Metabolic syndrome may be harbinger of cancer risk in future through decreased physical activity, consumption of high dietary fat and energy dense foods, low fiber intake, and damage by oxidative stress [52]. Inflammatory state is produced due to secretion of the inflammatory cytokines by adipocytes and immune cells which is fertile ground for tumors. Cytokines are link between the inflammation and cancer. Loss of function of tumor suppression, increase frequency of cell cycle, increase oncogenic expression are results of cytokines and other mediators of inflammation like tumor necrotic factor (TNF), reactive oxygen species (ROS) [53].
Peroxisome proliferator activated receptors (PPAR) are the receptor involved in glucose metabolism through action over insulin sensitivity and is one of the target diabetes treatment. This is a ligand-activated transcription factor belong to nuclear hormone receptor superfamily. PPARγ interaction with cytokines has key role to play in carcinogenesis [54]. Insulin resistance through insulin like growth factor-1 (IGF1) stimulates carcinogenesis. IGF1 has proliferative and antiapoptotic action over tumors. Important components of carcinogenesis cellular proliferation and angiogenesis are stimulated by IGF1 [55]. Adiponectine which is reduced with increase in adipocyte cell mass has tumor preventive action. In MetS adiponectin secretion is reduced. Antineoplastic activity is by the virtue of antiproliferative and anti-inflammtory effect with insulin antagonist action [56].
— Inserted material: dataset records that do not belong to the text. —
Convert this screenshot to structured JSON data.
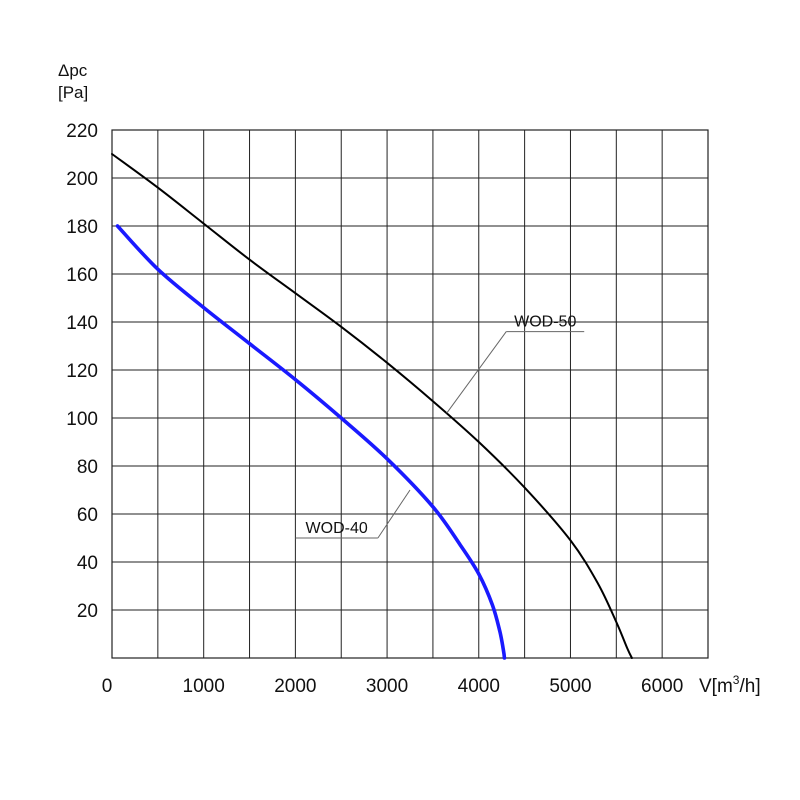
{
  "chart_data": {
    "type": "line",
    "title": "",
    "ylabel_lines": [
      "Δpc",
      "[Pa]"
    ],
    "xlabel_prefix": "V[m",
    "xlabel_sup": "3",
    "xlabel_suffix": "/h]",
    "xlim": [
      0,
      6500
    ],
    "ylim": [
      0,
      220
    ],
    "x_ticks": [
      "0",
      "1000",
      "2000",
      "3000",
      "4000",
      "5000",
      "6000"
    ],
    "x_tick_values": [
      0,
      1000,
      2000,
      3000,
      4000,
      5000,
      6000
    ],
    "y_ticks": [
      "20",
      "40",
      "60",
      "80",
      "100",
      "120",
      "140",
      "160",
      "180",
      "200",
      "220"
    ],
    "y_tick_values": [
      20,
      40,
      60,
      80,
      100,
      120,
      140,
      160,
      180,
      200,
      220
    ],
    "x_grid_step": 500,
    "y_grid_step": 20,
    "grid": true,
    "series": [
      {
        "name": "WOD-40",
        "color": "#1a1aff",
        "points": [
          [
            60,
            180
          ],
          [
            500,
            162
          ],
          [
            1000,
            146
          ],
          [
            1500,
            131
          ],
          [
            2000,
            116
          ],
          [
            2500,
            100
          ],
          [
            3000,
            83
          ],
          [
            3500,
            63
          ],
          [
            3800,
            47
          ],
          [
            4000,
            35
          ],
          [
            4150,
            22
          ],
          [
            4230,
            11
          ],
          [
            4270,
            3
          ],
          [
            4280,
            0
          ]
        ]
      },
      {
        "name": "WOD-50",
        "color": "#000000",
        "points": [
          [
            0,
            210
          ],
          [
            500,
            196
          ],
          [
            1000,
            181
          ],
          [
            1500,
            166
          ],
          [
            2000,
            152
          ],
          [
            2500,
            138
          ],
          [
            3000,
            123
          ],
          [
            3500,
            107
          ],
          [
            4000,
            90
          ],
          [
            4500,
            71
          ],
          [
            5000,
            49
          ],
          [
            5300,
            31
          ],
          [
            5500,
            15
          ],
          [
            5620,
            4
          ],
          [
            5670,
            0
          ]
        ]
      }
    ],
    "callouts": [
      {
        "label": "WOD-50",
        "series": "WOD-50",
        "anchor": [
          3650,
          102
        ],
        "label_pos": [
          4300,
          136
        ],
        "label_end": [
          5150,
          136
        ]
      },
      {
        "label": "WOD-40",
        "series": "WOD-40",
        "anchor": [
          3250,
          70
        ],
        "label_pos": [
          2000,
          50
        ],
        "label_end": [
          2900,
          50
        ]
      }
    ]
  }
}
There are various styles for diagnosis of metabolic syndrome depending upon the criteria and cut off values used for them by the authorities. Depending on these styles, prevalence of metabolic syndrome change. Some criteria are modified for different ethnic groups. Some are more stringent as compared to others.
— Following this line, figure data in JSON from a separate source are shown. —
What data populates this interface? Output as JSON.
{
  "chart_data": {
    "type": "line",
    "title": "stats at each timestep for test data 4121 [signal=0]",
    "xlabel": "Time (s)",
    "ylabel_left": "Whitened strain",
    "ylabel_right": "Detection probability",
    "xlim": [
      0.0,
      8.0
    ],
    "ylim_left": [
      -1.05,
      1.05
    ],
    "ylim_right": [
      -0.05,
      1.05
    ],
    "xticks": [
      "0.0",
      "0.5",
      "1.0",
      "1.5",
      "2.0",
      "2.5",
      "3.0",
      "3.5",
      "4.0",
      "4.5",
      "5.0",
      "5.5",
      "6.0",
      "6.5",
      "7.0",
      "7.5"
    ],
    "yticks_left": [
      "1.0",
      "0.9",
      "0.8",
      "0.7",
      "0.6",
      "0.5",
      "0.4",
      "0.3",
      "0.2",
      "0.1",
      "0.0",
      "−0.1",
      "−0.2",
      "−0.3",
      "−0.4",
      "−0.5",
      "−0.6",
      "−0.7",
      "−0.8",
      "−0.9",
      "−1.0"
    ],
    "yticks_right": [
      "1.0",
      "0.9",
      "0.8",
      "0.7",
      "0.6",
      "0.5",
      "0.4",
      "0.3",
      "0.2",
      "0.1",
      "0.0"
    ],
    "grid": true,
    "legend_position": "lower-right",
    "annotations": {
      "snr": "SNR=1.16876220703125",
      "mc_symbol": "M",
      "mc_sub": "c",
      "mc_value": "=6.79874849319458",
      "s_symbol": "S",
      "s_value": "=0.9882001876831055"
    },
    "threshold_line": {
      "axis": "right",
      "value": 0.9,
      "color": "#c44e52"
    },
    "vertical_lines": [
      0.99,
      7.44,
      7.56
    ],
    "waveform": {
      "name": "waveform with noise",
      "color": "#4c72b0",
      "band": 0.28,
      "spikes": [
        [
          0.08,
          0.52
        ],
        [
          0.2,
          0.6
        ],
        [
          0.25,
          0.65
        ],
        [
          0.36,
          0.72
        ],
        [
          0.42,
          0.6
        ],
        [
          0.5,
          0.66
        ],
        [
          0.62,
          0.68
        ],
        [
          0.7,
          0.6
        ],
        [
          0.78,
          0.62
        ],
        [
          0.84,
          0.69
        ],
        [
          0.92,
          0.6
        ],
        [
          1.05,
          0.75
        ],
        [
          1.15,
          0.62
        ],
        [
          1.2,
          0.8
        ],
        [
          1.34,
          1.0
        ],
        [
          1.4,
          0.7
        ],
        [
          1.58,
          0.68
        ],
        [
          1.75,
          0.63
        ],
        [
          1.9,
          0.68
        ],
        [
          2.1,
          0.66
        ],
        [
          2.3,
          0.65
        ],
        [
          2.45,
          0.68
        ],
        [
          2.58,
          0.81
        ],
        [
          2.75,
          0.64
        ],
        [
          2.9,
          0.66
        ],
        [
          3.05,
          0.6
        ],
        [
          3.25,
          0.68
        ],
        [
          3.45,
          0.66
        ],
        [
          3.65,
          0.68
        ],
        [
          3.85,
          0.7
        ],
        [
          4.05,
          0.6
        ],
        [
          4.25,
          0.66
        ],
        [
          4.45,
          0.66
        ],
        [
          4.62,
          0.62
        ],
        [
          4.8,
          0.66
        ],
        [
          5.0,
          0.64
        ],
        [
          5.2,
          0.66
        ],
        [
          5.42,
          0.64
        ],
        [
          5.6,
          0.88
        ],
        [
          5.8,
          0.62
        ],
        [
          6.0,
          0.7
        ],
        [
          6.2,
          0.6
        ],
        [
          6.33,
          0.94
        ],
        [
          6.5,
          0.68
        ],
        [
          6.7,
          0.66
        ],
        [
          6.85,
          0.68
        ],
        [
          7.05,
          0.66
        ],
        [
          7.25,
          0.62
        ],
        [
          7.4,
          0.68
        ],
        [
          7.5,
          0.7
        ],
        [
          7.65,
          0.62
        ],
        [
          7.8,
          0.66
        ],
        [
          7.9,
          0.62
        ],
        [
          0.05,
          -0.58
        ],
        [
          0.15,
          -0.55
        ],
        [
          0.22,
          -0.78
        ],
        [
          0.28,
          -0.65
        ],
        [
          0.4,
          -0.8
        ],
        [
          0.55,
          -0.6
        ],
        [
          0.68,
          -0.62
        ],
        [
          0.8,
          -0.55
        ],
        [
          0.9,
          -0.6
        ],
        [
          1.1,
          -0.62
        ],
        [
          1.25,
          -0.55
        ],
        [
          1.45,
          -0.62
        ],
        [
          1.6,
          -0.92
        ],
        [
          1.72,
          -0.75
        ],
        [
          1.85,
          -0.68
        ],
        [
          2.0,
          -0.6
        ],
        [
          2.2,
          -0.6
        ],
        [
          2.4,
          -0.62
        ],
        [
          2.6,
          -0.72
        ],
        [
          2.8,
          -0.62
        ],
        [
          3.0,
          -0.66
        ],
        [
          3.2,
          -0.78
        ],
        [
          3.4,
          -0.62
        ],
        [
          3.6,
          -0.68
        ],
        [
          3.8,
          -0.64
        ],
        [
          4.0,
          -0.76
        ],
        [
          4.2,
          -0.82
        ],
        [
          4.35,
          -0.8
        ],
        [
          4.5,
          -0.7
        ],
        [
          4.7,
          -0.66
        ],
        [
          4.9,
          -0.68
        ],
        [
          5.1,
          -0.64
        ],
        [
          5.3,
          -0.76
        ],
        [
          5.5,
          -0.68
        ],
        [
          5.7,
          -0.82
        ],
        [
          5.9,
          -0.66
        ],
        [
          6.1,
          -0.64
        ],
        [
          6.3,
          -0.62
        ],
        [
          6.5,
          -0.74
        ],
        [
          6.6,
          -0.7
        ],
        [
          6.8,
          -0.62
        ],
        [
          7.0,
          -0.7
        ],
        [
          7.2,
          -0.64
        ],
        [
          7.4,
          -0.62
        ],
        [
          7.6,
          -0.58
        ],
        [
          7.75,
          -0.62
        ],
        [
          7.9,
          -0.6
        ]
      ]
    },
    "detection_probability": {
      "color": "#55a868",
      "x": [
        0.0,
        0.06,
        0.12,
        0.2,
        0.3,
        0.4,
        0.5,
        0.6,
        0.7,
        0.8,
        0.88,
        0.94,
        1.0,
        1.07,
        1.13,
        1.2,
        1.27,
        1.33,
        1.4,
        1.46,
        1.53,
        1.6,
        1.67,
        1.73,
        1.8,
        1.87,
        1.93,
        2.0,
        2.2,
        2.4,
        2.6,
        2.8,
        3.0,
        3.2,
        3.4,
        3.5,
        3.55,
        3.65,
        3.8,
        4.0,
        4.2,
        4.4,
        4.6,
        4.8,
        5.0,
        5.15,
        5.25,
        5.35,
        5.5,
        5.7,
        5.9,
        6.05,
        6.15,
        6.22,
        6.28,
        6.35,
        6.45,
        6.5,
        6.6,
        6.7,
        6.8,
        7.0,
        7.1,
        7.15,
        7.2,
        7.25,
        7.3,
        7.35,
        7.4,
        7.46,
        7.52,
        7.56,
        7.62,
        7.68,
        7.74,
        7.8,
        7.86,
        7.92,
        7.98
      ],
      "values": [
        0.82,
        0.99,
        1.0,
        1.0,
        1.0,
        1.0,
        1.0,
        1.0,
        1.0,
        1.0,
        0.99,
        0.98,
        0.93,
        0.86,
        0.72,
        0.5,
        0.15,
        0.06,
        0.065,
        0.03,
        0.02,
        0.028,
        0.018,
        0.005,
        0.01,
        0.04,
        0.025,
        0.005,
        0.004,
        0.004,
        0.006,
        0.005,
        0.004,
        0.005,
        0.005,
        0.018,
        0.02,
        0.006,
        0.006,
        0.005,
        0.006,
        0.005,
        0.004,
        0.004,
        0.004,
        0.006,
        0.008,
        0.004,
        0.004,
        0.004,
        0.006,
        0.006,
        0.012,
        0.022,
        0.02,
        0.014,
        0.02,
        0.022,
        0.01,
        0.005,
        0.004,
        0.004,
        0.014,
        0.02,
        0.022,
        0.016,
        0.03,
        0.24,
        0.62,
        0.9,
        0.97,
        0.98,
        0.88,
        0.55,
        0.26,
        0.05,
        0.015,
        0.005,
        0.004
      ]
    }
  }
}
Developmental aspects play important role in metabolic syndrome. Along with environmental factors genetic makeup of person decides expression of MetS. Various tests are there to study the genomics of MetS. Genomic analysis provides information about SNPs or other genetic changes leading to MetS. Metabolic syndrome is not only limited to its components but also some dreadful diseases like cancers found their origin in MetS.
Thus metabolic syndrome is not the single entity but the orchestra of many disorders. Proper knowledge of diagnosing criteria, epidemiology, developmental aspects and genomics can help in timely diagnosis as well as finding the new avenues for treatment.